MimeKit provides the sent date of the email as a DateTimeOffset; to keep things consistent, I'm converting everything to UTC at this stage.

From there, I import the data into pandas as per usual and filter it down to just the emails sent by me:

import pandas as pd
import numpy as np
import humanfriendly
import matplotlib.pyplot as plt
plt.style.use('ggplot')

df = pd.read_csv('../times.csv', header = 0)

fromMe = df.query('FromEmail == "[my email]"')

It turns out that indexing your data by date/time in pandas is pretty easy; you just create a DateTimeIndex:

temp = pd.DatetimeIndex(fromMe['SentDate'], tz = 'UTC').tz_convert('America/Denver')

Here I'm telling pandas to create an index by the SentDate field, and that the field is already in UTC. Then I'm converting all of those dates and times to my local timezone so that the data makes sense from my local perspective. This mostly works, because I mostly live in the Mountain timezone. Some of my data will be a little skewed because of emails sent while traveling and a few months where I lived in the Eastern time zone, but not so much that I care. In a later post I might look at how this data changes over time, which is more interesting (I might even be able to identify when and where I was traveling based on that data).

But for now, let's break down the data in temp and shove it back into the original dataset:

fromMe['DayOfWeek'] = temp.dayofweek
fromMe['Hour'] = temp.hour
fromMe['Year'] = temp.year

Now for each email from me, I've got a column that tells me what hour of the day and day of the week it was sent.
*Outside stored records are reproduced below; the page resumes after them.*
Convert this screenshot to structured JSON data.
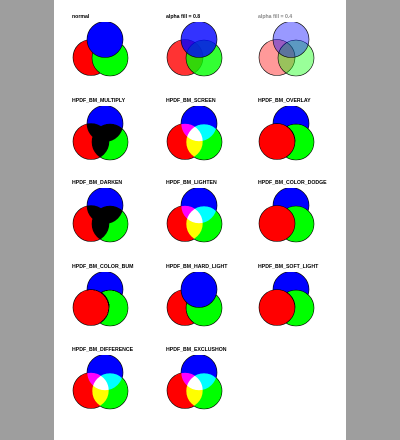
{
  "colors": {
    "red": "#ff0000",
    "green": "#00ff00",
    "blue": "#0000ff",
    "page": "#ffffff",
    "backdrop": "#9e9e9e"
  },
  "cells": [
    {
      "id": "normal",
      "label": "normal",
      "mode": "normal",
      "alpha": 1
    },
    {
      "id": "alpha08",
      "label": "alpha fill = 0.8",
      "mode": "normal",
      "alpha": 0.8
    },
    {
      "id": "alpha04",
      "label": "alpha fill = 0.4",
      "mode": "normal",
      "alpha": 0.4
    },
    {
      "id": "multiply",
      "label": "HPDF_BM_MULTIPLY",
      "mode": "multiply",
      "alpha": 1
    },
    {
      "id": "screen",
      "label": "HPDF_BM_SCREEN",
      "mode": "screen",
      "alpha": 1
    },
    {
      "id": "overlay",
      "label": "HPDF_BM_OVERLAY",
      "mode": "overlay",
      "alpha": 1
    },
    {
      "id": "darken",
      "label": "HPDF_BM_DARKEN",
      "mode": "darken",
      "alpha": 1
    },
    {
      "id": "lighten",
      "label": "HPDF_BM_LIGHTEN",
      "mode": "lighten",
      "alpha": 1
    },
    {
      "id": "colordodge",
      "label": "HPDF_BM_COLOR_DODGE",
      "mode": "color-dodge",
      "alpha": 1
    },
    {
      "id": "colorburn",
      "label": "HPDF_BM_COLOR_BUM",
      "mode": "color-burn",
      "alpha": 1
    },
    {
      "id": "hardlight",
      "label": "HPDF_BM_HARD_LIGHT",
      "mode": "hard-light",
      "alpha": 1
    },
    {
      "id": "softlight",
      "label": "HPDF_BM_SOFT_LIGHT",
      "mode": "soft-light",
      "alpha": 1
    },
    {
      "id": "difference",
      "label": "HPDF_BM_DIFFERENCE",
      "mode": "difference",
      "alpha": 1
    },
    {
      "id": "exclusion",
      "label": "HPDF_BM_EXCLUSHON",
      "mode": "exclusion",
      "alpha": 1
    }
  ]
}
From there, aggregating it and charting it are a snap:

# Number of emails sent by day of week
sentDayOfWeek = fromMe.groupby(['DayOfWeek']).agg({'Id' : 'count'})
sentDayOfWeek['Id'].plot(kind='bar', figsize=(6, 6), title='Emails Sent By Day Of Week')
plt.show()

# Number of emails sent by hour of day
sentHourOfDay = fromMe.groupby(['Hour']).agg({'Id' : 'count'})
sentHourOfDay['Id'].plot(kind='bar', figsize=(6, 6), title='Emails Sent By Hour Of Day')
plt.show()

The data is about what I'd expect; more emails on Monday than any other day (0 == Monday on this chart) and the majority of emails sent during the workday (with a dip around lunch).
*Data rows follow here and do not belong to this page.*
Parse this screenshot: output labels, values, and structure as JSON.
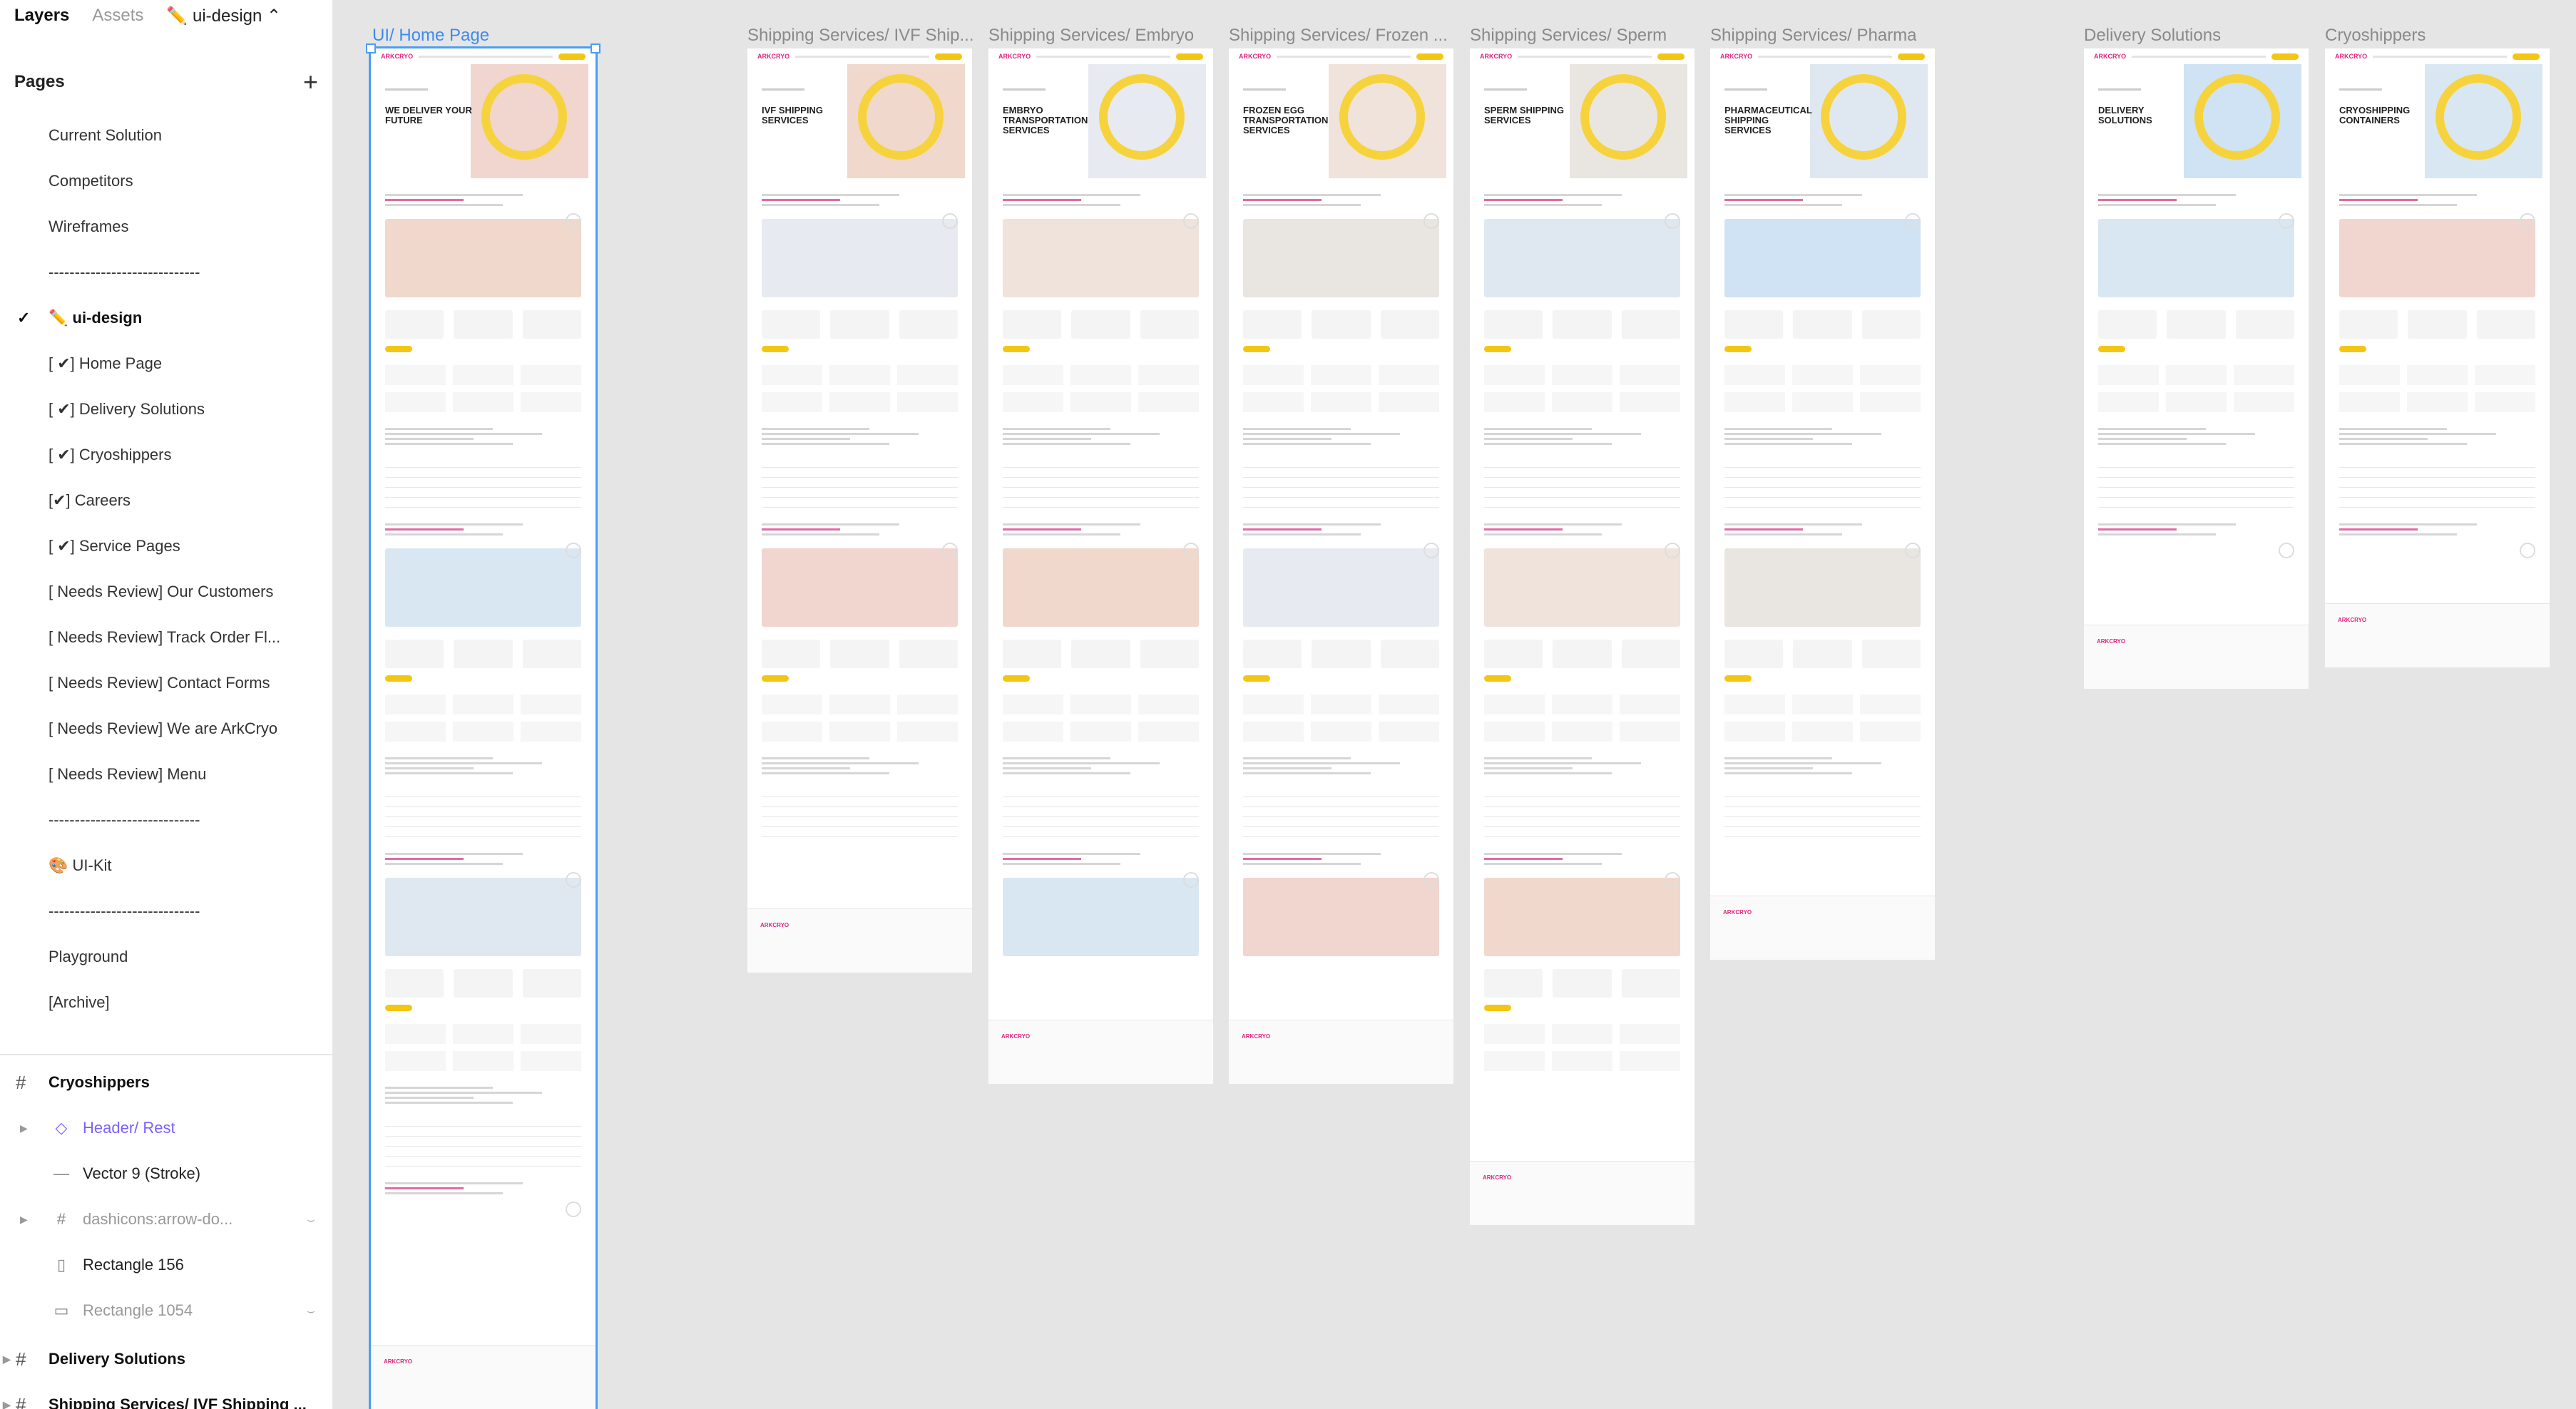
{
  "panel": {
    "tabs": {
      "layers": "Layers",
      "assets": "Assets",
      "file": "✏️ ui-design"
    },
    "pages_title": "Pages",
    "pages": [
      {
        "label": "Current Solution",
        "active": false
      },
      {
        "label": "Competitors",
        "active": false
      },
      {
        "label": "Wireframes",
        "active": false
      },
      {
        "label": "-----------------------------",
        "active": false
      },
      {
        "label": "✏️ ui-design",
        "active": true
      },
      {
        "label": "[ ✔] Home Page",
        "active": false
      },
      {
        "label": "[ ✔] Delivery Solutions",
        "active": false
      },
      {
        "label": "[ ✔] Cryoshippers",
        "active": false
      },
      {
        "label": "[✔] Careers",
        "active": false
      },
      {
        "label": "[ ✔] Service Pages",
        "active": false
      },
      {
        "label": "[ Needs Review] Our Customers",
        "active": false
      },
      {
        "label": "[ Needs Review] Track Order Fl...",
        "active": false
      },
      {
        "label": "[ Needs Review] Contact Forms",
        "active": false
      },
      {
        "label": "[ Needs Review] We are ArkCryo",
        "active": false
      },
      {
        "label": "[ Needs Review] Menu",
        "active": false
      },
      {
        "label": "-----------------------------",
        "active": false
      },
      {
        "label": "🎨 UI-Kit",
        "active": false
      },
      {
        "label": "-----------------------------",
        "active": false
      },
      {
        "label": "Playground",
        "active": false
      },
      {
        "label": "[Archive]",
        "active": false
      }
    ],
    "layers": {
      "group1": "Cryoshippers",
      "rows": [
        {
          "label": "Header/ Rest",
          "icon": "component-icon"
        },
        {
          "label": "Vector 9 (Stroke)",
          "icon": "vector-icon"
        },
        {
          "label": "dashicons:arrow-do...",
          "icon": "frame-icon"
        },
        {
          "label": "Rectangle 156",
          "icon": "rectangle-icon"
        },
        {
          "label": "Rectangle 1054",
          "icon": "rectangle-icon"
        }
      ],
      "group2": "Delivery Solutions",
      "group3": "Shipping Services/ IVF Shipping ..."
    }
  },
  "canvas": {
    "frames": [
      {
        "label": "UI/ Home Page",
        "hero": "WE DELIVER YOUR FUTURE"
      },
      {
        "label": "Shipping Services/ IVF Ship...",
        "hero": "IVF SHIPPING SERVICES"
      },
      {
        "label": "Shipping Services/ Embryo",
        "hero": "EMBRYO TRANSPORTATION SERVICES"
      },
      {
        "label": "Shipping Services/ Frozen ...",
        "hero": "FROZEN EGG TRANSPORTATION SERVICES"
      },
      {
        "label": "Shipping Services/ Sperm",
        "hero": "SPERM SHIPPING SERVICES"
      },
      {
        "label": "Shipping Services/ Pharma",
        "hero": "PHARMACEUTICAL SHIPPING SERVICES"
      },
      {
        "label": "Delivery Solutions",
        "hero": "DELIVERY SOLUTIONS"
      },
      {
        "label": "Cryoshippers",
        "hero": "CRYOSHIPPING CONTAINERS"
      }
    ],
    "brand_logo": "ARKCRYO"
  },
  "colors": {
    "accent_yellow": "#f3c613",
    "accent_pink": "#e0267d",
    "selection_blue": "#4b9ef5"
  }
}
Aggregating by year provides a bit of mystery, though:

sentYear = fromMe.groupby(['Year']).agg({'Id' : 'count'})
sentYear['Id'].plot(kind='bar', figsize=(6, 6), title='Emails Sent By Year')
plt.show()
The numbers vary quite a bit more than I'd expect. 2004 makes sense; I only started using Gmail in July of that year. And the next couple of years shows me using Gmail more and more over my old Lycos account. The spike in 2011 also seems reasonable, as that's when I stopped working at an office with an Exchange server, so my day-to-day email load shifted. But the dips in 2012 and 2015? No idea. I'll have to dig further into those.